In the fall of 2017 I started my first internship at ISO New England, New England's non-profit electric grid operator. ISO-NE is responsible for the operation of the bulk electric grid for the six New England states, designing and running wholesale energy markets, and planning to ensure electricity needs will be met over the next ten years. The team I worked in, IT-EMS Day-Ahead Support, is responsible for the development and maintenance of software that the operators running the power grid use every minute. This includes software responsible for allowing participants in the energy markets to make bids, solving for the most economical way to schedule power generation, forecasting electricity demand, wind, and solar generation.
My work was mostly dedicated to short-term energy demand forecasting. The power system operators need to have as accurate of a picture as possible of the amount of generation that needs to be scheduled and for the upcoming week. With the forecast for the immediate next day being the most critical as it is used as input to our energy markets to make sure there is enough generation purchased and available to meet upcoming electric demand. An accurate forecast is critical for both ensuring grid reliability and keeping costs down for the people of New England.
I developed a new machine learning system to forecast energy demand for the next seven days. Currently the solution uses LightGBM as the underlying ML framework, but also employs several other tricks to squeeze as much accuracy as possible. A few examples are correcting errors temporally (similar to a moving average) and upweighting certain critical instances. This project also included the software engineering aspect of creating a system that integrates with our existing databases and is completely reliable day to day.
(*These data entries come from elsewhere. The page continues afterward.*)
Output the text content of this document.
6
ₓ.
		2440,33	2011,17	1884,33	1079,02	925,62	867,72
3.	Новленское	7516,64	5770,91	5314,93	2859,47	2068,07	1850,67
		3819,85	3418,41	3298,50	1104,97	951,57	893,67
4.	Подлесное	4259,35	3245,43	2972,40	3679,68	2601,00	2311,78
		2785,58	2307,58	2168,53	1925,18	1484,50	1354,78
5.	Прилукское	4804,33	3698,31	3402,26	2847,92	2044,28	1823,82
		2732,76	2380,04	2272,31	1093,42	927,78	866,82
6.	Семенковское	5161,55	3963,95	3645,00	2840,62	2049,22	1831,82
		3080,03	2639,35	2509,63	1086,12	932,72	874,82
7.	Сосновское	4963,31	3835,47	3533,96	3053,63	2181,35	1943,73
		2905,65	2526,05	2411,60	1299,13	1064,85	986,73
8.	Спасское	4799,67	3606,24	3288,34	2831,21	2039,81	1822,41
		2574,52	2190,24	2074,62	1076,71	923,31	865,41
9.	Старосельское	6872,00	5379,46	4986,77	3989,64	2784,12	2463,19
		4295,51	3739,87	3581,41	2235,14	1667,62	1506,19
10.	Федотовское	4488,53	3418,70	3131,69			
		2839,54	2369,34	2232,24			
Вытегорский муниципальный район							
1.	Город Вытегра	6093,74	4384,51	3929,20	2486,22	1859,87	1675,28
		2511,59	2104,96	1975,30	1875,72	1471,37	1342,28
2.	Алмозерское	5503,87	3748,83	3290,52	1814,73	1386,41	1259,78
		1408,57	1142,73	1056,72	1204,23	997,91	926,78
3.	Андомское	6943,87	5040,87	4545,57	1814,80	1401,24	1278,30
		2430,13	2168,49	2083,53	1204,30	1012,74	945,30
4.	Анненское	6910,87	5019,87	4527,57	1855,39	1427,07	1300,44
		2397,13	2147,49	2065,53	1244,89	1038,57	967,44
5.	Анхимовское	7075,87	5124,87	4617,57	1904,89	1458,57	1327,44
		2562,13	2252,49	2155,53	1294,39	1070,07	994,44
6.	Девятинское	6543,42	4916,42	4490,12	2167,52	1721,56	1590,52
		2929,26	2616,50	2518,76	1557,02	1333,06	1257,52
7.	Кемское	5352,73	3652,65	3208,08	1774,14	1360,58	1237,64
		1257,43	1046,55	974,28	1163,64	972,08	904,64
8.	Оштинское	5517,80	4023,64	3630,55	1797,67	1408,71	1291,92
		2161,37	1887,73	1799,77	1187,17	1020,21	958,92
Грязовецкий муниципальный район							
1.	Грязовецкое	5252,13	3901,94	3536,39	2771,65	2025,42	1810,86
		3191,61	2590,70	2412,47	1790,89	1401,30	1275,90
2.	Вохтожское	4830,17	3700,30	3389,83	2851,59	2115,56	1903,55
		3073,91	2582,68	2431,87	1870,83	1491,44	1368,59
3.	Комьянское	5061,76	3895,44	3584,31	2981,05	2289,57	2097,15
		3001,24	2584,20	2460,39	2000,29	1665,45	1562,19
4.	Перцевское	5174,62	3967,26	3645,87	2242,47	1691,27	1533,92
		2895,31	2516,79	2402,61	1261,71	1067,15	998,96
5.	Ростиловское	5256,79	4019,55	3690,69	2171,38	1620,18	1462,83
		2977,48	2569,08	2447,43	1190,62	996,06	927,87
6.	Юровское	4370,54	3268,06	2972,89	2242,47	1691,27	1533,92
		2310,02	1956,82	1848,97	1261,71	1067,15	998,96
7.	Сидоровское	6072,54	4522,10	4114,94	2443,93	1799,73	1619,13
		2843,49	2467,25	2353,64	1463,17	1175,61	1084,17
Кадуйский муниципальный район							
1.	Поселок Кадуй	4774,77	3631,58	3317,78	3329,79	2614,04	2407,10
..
I created a web app using RShiny to make it as easy as possible to view our data and forecasts in order to quickly analyse their relative performance and provide operational metrics. It includes highlighting how much of our errors come from solar PV forecasts and interactive demos of how several of the techniques used in the model impact the final output.
I also worked on several experimental projects to help streamline or improve several processes. One was trying to quantify the uncertainty in our forecasts. Just as with any other ML system, the load forecast will never be 100% accurate. However, could we derive bounds or intervals that we can expect the forecast to fall under most of the time or at least classify a day as likely to have high error? To answer this question I worked on a project that broke down where errors come from into two components. One of which is the errors that come from the difference between the forecasted weather and what the weather actually ends up being. The other component being measuring errors inherent to the model itself. The motivation here being that instances/days with very hot temperatures are likely to have higher errors than days with mild temperatures. So to get an estimate of model error, the general idea was to condition the dataset based on the new sample and look at the errors of the historical samples. With these estimates of errors combined, we have the desired metric that could be used to compare instances to each other and see if power system operations should be more wary of the upcoming load forecast.